Sahlgrenska University Hospital has become the first hospital in the Nordic countries to carry out a double hand transplant. The procedure involved transplanting two hands from a donor to a patient who had lost both hands following a severe infection several years ago.
The transplant was carried out during an 18-hour surgical procedure by a large team in the hospital’s department of hand surgery at Sahlgrenska University Hospital. The patient, who had previously lost both hands as a result of a severe infection, has now been released from hospital after four weeks of inpatient rehabilitation following the operation.
- The surgery went well and the care staff here have been fantastic! It’s a wonderful feeling to have two hands that I can move. A big difference compared with the prostheses I had before. I’m really pleased with my two terrific hands, the patient said.

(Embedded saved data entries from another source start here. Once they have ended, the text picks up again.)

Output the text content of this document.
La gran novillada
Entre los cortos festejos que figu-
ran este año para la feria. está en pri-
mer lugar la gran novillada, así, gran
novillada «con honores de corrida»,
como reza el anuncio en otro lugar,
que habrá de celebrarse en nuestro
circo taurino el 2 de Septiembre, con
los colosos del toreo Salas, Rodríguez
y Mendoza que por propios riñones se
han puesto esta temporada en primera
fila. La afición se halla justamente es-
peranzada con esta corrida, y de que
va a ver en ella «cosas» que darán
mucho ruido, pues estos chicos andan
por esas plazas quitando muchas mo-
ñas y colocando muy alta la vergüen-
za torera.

The transplant was possible thanks to a long-running and close collaboration between the hospital’s departments for transplantation, anaesthesia-surgery and rehabilitation, among others. A double hand transplant is an advanced procedure which requires that surgery on the donor and the recipient be carried out simultaneously. A procedure which demands a high level of surgical and medical skill as well as a very closely coordinated team.
- The big challenge was coordinating the more than 15 surgeons, surgical nurses, anaesthetists and anaesthetic nurses who carried out the 18-hour operation, and to ensure that bones, blood vessels, tendons and nerves were connected so that function and mobility of the hands will be as good as possible, said Paolo Sassu, consultant of hand surgery at Sahlgrenska University Hospital, doctor of medicine and the doctor in charge of the transplant.
Already on the day after the operation, the patient was able to move all ten fingers of the transplanted hands. An intensive training programme has now begun with the hospital’s rehabilitation staff in order for the patient to develop further mobility and function.
- I’d like to thank the entire medical team for the opportunity they’ve given me to regain a normal and more independent life, and I will be forever grateful to the incredibly dedicated hand surgeons and their team, who have given me a pair of hands and who believed I could do it. I am also grateful to the donor and their family’s decision to donate the hands, said the patient.
This double hand transplant is the first of its kind in the Nordic countries. Normally, hand amputees are offered technical aids in the form of different types of prostheses, but these don’t always achieve their desired function, in particular for patients who have lost both hands. Until now, the reality when hand prostheses do not work satisfactorily for the patient has been that no other treatment options are available. Double hand transplants are globally a relatively new treatment method, and the operation at Sahlgrenska University Hospital was carried out following extensive preparation.
- This procedure places high demands on both the patient and the surgical team. Planning, training and other preparations for carrying out the operation have been going on for more than five years, said Per Fredrikson, a hand surgery specialist at Sahlgrenska University Hospital who also developed the technique which was used to connect the bones of the patient’s and the donor’s forearms.
And although the transplant went according to plan, the period immediately following it will be critical for the patient’s long-term rehabilitation.
- Even if the patient’s medical condition and rehabilitation prospects have exceeded expectations, there is still reason to be very vigilant as the immunosuppressant medication the patient needs implies an increased risk of infection and other complications, said Anders Nilsson, consultant of hand surgery, doctor of medicine and one of the leading surgeons on the team that carried out the operation.
A double hand amputation is a very disabling condition as it makes almost all everyday tasks difficult or impossible. Not having hands affects a person’s capacity for contact and communication with those around her and therefore impacts fundamental human needs, physical as well as emotional. So even though the patient did not in fact have a life-threatening condition, it was nevertheless a matter of urgency to carry out the transplant.
- Even if this treatment method may raise new ethical issues, the consensus among hand surgery clinics in Sweden was that the operation should be carried out, said Peter Axelsson, consultant of hand surgery, doctor of medicine, participating surgeon in the operation and the chair of Svensk Handkirurgisk Förening, the association of Swedish hand surgeons.
Another result of the operation is that Sahlgrenska University Hospital will become the only hand surgery centre in the Nordic countries qualified to carry out double hand transplants as well as implement permanent robotic arms on amputees.
- The fact that we are able to carry out this type of advanced procedures is a mark of excellence for Sahlgrenska University Hospital as an organisation, and for all its employees, said Paolo Sassu.